The conditions “do not require a state to switch or abandon its current interstate or intrastate data-sharing platform,” said Debra Houry, Director of the National Center for Injury Prevention and Control at the CDC, in a letter to the National Association of Chain Drug Stores. However, Houry’s letter did not address how the additional burden of adding the RxCheck system would impact states like Minnesota.
Wiberg said he worries that Minnesota could be unable to use the RxCheck system because it doesn’t align with state law and lose out not only on grants specific to prescription drug monitoring but unrelated health care grants.
“The board of pharmacy is not going to jeopardize a nearly $800,000 grant that we received and any grants that the Health Department might receive, which could be in the millions,” Wiberg said. “We’re not going to jeopardize that by refusing to link to RxCheck. So if we can do it in a legal way we will do it. We just don’t think it is a necessary thing to do.”
In a letter to the CDC, all members of the Minnesota congressional delegation said they are concerned that “the operation of multiple interstate and intrastate platforms could lead to additional administrative or financial costs for the state” and asked the CDC to explain how the conditions “will not create an undue burden for the states.”
The move has been panned by at least two other bipartisan congressional delegations: Indiana and North Dakota.
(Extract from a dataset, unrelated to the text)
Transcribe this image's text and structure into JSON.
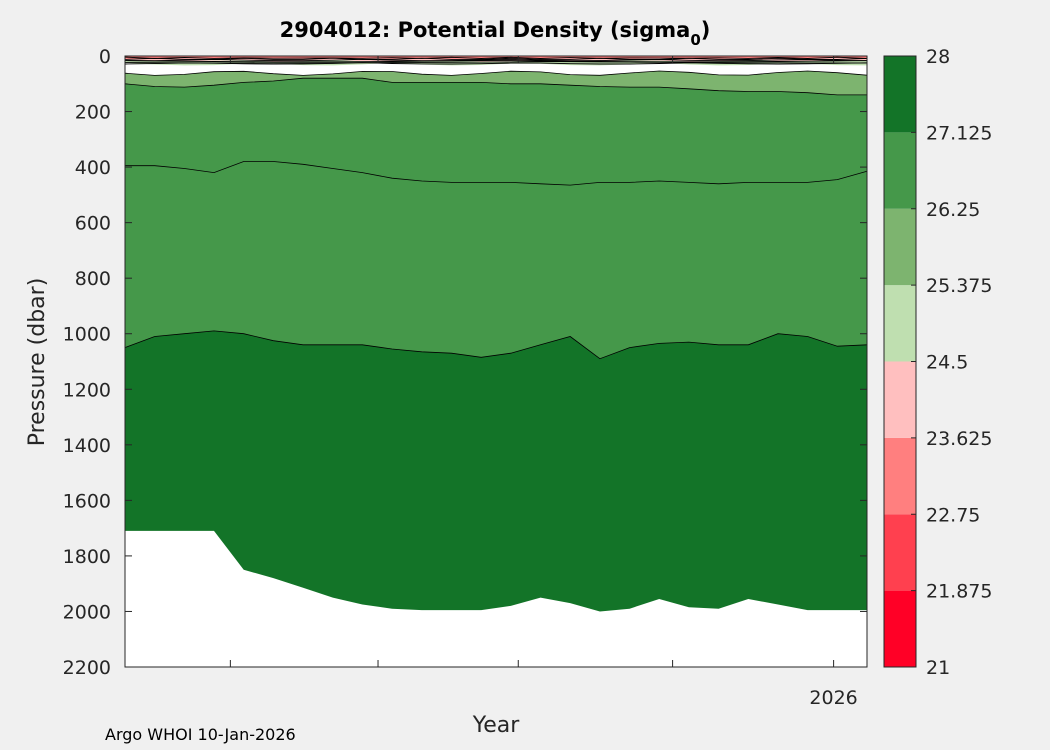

The group of congressional members objecting to the rule includes everyone from Mike Pence’s brother, Greg Pence, who represents eastern Indiana to Ilhan Omar of Minneapolis.
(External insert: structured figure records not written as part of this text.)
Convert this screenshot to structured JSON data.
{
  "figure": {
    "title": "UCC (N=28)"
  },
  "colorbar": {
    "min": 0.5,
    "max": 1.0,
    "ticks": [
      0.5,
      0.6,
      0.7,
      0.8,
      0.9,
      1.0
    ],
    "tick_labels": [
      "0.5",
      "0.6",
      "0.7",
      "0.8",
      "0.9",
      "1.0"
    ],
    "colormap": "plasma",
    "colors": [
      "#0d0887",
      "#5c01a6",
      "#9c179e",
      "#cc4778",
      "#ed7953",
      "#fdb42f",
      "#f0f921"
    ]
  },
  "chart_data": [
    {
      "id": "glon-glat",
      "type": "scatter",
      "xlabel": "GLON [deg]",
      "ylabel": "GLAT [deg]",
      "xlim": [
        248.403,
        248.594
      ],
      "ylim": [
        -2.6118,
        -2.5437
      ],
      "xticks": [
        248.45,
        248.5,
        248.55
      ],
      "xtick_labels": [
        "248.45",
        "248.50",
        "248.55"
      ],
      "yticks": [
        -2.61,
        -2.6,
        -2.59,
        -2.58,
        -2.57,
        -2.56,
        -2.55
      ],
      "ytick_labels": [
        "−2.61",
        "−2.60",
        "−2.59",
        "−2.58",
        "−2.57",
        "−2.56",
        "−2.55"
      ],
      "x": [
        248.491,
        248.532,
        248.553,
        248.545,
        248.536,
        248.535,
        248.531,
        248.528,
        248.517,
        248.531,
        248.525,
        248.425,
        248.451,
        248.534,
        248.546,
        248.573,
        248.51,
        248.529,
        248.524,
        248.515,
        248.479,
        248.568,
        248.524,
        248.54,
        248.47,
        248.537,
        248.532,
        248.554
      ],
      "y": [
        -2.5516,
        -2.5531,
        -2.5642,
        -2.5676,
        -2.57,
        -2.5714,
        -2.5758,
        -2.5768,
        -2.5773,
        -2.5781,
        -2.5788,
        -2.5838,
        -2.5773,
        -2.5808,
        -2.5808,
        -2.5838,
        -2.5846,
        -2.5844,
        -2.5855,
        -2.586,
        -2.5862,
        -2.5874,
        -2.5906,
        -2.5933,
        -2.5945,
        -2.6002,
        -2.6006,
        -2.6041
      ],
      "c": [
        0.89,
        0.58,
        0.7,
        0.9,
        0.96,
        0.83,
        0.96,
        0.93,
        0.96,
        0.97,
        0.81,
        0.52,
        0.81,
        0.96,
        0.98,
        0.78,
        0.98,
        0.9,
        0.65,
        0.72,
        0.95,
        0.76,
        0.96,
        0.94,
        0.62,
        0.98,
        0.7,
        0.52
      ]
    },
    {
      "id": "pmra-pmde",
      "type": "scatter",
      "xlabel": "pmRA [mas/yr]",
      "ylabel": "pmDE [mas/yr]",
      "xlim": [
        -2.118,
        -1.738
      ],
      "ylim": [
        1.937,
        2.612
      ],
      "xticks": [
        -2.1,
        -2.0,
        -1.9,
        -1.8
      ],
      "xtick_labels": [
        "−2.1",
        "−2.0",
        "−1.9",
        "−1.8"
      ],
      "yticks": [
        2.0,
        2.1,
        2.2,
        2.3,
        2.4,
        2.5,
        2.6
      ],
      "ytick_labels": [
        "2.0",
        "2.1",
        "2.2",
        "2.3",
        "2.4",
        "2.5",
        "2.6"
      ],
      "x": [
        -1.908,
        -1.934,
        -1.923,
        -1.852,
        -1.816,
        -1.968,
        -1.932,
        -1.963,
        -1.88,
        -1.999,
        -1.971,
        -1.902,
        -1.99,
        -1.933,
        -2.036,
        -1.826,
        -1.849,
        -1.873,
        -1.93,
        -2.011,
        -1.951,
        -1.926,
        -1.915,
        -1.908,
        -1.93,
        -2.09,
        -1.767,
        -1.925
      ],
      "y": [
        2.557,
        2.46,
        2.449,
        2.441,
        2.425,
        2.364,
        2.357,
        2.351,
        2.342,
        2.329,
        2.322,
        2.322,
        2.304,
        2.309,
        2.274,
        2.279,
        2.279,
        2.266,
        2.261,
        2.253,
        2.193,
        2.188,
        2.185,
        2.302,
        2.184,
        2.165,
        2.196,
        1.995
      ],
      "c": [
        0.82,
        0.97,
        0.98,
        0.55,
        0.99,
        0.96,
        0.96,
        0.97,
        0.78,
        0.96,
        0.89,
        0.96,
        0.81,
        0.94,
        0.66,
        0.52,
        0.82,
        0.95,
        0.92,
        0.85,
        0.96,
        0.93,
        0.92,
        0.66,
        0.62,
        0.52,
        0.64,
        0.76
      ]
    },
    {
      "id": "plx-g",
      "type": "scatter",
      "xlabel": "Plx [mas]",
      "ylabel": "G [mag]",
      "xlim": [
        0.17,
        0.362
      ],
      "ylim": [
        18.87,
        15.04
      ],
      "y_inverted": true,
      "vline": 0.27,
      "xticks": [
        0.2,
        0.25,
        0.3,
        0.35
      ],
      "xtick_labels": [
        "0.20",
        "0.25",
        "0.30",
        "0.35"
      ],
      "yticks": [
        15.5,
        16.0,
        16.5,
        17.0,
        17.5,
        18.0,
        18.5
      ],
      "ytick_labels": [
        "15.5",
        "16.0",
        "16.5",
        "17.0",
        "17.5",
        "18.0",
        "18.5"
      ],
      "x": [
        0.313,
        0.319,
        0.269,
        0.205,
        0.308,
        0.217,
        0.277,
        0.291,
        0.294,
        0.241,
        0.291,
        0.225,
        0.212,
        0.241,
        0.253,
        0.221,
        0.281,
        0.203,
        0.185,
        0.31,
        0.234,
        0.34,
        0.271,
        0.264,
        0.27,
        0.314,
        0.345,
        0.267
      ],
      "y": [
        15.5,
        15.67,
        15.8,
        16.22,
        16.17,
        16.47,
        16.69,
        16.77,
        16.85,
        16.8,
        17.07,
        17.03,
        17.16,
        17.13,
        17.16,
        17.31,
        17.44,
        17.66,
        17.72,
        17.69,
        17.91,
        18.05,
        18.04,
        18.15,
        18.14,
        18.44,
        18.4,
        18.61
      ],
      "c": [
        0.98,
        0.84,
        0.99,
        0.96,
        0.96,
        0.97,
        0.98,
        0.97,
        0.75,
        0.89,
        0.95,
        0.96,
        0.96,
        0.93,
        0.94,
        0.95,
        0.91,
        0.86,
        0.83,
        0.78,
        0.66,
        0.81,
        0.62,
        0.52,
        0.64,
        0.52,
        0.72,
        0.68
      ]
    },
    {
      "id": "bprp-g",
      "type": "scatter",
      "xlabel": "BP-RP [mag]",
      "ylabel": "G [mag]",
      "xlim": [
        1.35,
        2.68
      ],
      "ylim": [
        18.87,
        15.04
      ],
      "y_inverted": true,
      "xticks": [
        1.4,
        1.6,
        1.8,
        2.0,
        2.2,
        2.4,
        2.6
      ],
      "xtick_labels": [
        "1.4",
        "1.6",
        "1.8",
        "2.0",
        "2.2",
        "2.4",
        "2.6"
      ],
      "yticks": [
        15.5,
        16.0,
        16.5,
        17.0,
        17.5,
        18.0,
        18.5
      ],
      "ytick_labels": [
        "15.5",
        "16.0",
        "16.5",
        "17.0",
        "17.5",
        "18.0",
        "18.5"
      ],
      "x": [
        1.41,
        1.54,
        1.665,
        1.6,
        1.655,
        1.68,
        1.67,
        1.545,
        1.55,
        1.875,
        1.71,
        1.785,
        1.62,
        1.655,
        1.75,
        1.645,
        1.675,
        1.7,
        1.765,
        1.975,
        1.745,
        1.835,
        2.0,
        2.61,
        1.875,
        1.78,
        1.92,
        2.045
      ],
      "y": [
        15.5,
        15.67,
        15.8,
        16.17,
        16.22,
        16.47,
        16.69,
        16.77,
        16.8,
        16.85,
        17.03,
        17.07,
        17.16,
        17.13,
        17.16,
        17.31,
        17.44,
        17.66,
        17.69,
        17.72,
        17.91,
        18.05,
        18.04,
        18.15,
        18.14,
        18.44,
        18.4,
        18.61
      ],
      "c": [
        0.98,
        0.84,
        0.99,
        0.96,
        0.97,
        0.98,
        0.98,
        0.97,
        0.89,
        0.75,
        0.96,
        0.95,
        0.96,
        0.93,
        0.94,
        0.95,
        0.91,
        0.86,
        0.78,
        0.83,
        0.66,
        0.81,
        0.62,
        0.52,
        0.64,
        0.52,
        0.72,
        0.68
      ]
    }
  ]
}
After a roundtable in Minneapolis with Minnesota Gov. Tim Walz, Minnesota Sen. Tina Smith and Wisconsin Gov. Tony Evers, U.S. Sen. Tammy Baldwin endorsed the current system of PDMPs and said she wants to enhance it.
Baldwin called the system “one of the tools in fighting the opioid epidemic” and alerts doctors and pharmacists to patients who “might be exhibiting drug-seeking behaviors.”
“The PDMPs have proven extremely useful both within states and increasingly between states, especially when you’re looking at a long border as we have here.” She described herself as “totally committed” to making more effective and that data be easier to share across state lines while safeguarding patient confidentiality.
“Our states have both seen the horrifying impacts of opioid abuse and other drug abuse. This is one tool for the prescribed drugs that we can use. I would fight any attempt to defund at the state level and at the federal level would support making it easier to access across state lines.”